Sedangkan solidaritas adalah bagian dari simbol budaya dalam masyarakat yang digunakan/manfaatkan interest group untuk melanggengkan kepentingannya, sehingga budaya “berbagi”dan “wajib bersedekah” digunakan untuk melegalkan korupsi berjama’ah.
     Dalam budaya materialisme, Allah tidak ada atau tidak berfungsi mengatur fenomena alam dan manusia. Budaya Materialisme merupakan akar permasalahan berkembangnya praktek korupsi (dan tindakan sejenisnya) di negeri kita ini. Bila kita telah mengikis habis budaya ini, diharapkan ada perbaikan dalam sumber daya manusia bangsa, sehingga semakin sedikit oknum-oknum dari mulai elite pemerintahan hingga masyarakat kecil yang melakukan pelanggaran hukum dan undang-undang. 

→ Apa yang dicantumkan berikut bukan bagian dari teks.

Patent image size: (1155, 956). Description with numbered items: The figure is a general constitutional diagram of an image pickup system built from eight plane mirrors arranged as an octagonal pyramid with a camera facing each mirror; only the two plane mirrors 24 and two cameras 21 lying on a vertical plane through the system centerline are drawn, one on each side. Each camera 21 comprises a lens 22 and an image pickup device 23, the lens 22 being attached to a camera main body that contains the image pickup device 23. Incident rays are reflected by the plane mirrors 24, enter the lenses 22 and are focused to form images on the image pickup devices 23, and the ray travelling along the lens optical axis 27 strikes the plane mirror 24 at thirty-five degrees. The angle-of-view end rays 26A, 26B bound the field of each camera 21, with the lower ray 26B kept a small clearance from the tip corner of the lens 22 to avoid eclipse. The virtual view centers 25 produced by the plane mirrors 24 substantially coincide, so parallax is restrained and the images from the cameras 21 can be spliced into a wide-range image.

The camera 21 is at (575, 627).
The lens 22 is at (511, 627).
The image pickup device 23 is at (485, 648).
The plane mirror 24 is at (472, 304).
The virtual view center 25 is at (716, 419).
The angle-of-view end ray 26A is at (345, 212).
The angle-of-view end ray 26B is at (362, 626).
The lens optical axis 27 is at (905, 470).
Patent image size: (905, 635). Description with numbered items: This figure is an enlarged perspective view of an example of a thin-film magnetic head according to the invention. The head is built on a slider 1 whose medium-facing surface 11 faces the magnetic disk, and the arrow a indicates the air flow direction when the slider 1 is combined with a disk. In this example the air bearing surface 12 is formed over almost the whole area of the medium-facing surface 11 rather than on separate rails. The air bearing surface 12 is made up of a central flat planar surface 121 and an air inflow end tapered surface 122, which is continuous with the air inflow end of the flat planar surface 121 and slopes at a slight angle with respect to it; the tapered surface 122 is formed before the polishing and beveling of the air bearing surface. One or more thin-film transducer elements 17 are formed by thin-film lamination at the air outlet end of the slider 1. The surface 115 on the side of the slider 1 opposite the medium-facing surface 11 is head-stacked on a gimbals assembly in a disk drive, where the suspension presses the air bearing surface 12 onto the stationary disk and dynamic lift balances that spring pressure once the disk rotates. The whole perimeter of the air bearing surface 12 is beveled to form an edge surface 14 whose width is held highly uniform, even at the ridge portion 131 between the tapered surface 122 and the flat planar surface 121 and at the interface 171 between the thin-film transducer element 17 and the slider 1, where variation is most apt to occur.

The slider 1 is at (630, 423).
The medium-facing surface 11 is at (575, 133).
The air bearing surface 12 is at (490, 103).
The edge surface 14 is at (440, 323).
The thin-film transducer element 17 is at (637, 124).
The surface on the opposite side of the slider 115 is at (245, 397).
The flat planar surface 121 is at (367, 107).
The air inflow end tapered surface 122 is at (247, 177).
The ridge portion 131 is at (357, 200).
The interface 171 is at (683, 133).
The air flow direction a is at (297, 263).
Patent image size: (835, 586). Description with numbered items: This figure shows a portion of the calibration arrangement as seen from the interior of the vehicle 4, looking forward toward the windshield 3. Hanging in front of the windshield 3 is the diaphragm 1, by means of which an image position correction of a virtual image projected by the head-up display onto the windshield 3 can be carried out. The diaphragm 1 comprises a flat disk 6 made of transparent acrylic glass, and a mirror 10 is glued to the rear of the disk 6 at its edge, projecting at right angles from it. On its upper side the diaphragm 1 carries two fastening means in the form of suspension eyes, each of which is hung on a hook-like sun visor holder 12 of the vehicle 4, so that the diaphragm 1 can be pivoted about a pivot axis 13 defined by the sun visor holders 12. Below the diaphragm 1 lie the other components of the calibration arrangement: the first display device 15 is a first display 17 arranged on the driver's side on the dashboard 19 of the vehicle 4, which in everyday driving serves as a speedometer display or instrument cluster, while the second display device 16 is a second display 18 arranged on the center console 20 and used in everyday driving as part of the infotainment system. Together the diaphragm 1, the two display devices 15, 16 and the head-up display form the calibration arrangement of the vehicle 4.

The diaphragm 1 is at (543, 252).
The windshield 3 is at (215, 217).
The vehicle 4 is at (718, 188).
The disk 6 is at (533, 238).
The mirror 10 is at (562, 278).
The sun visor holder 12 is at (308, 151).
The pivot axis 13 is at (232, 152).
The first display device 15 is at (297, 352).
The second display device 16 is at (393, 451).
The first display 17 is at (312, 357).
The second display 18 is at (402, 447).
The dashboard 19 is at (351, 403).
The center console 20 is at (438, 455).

 Mahkamah Konstitusi, Komisi Yudisial, Mahkamah Agung hanyalah lembaga lembaga tinggi negara, yang ketinggiannya secara realistis ditentukan oleh kemampuannya menegakkan keadilan dan memastikan bahwa hukum berjalan tanpa pandang bulu. Bukan malah terbawa arus melanggar kostitusi yang seharusnya dikawal. Bila pengawal konstitusi tidak dapat amanah dalam tugas, supremasi hukum tidak dapat ditegakkan lagi di bumi tercinta kita ini. Korupsi semakin menggurita dan aparat pemerintahan maupun politisi parlemen diragukan semakin kehilangan fungsinya. Mereka eksis secara fisik, tetapi secara personal, kewibawaan dan kekuasaannya semakin memudar.




[1] Ibnu Khaldun menyatakan masyarakat kota diatur oleh jaringan, dimana persekutuan yang dibentuk berdasarkan pertalian keluarga, pertukaran jasa, daerah asal yang sama, pengalaman institusional yang sama, serta juga perekat paling kental yaitu kesamaan (keyakinan pribadi) atau ’Iman’(beralasan  atau tidak) yang pada umumnya berlandaskan pada hubungan-hubungan informal. Pada akhirnya masyarakat tampaknya tidak memiliki perekat lain selain keyakinan pribadi di satu sisi dan kesetiaan di sisi lain, yang dulu bersifat etnik, sekarang bersifat klien (Gellner, 1994: 32). Sehingga dapat dikatakan unsur kekerabatan menjadi bersifat kontekstual.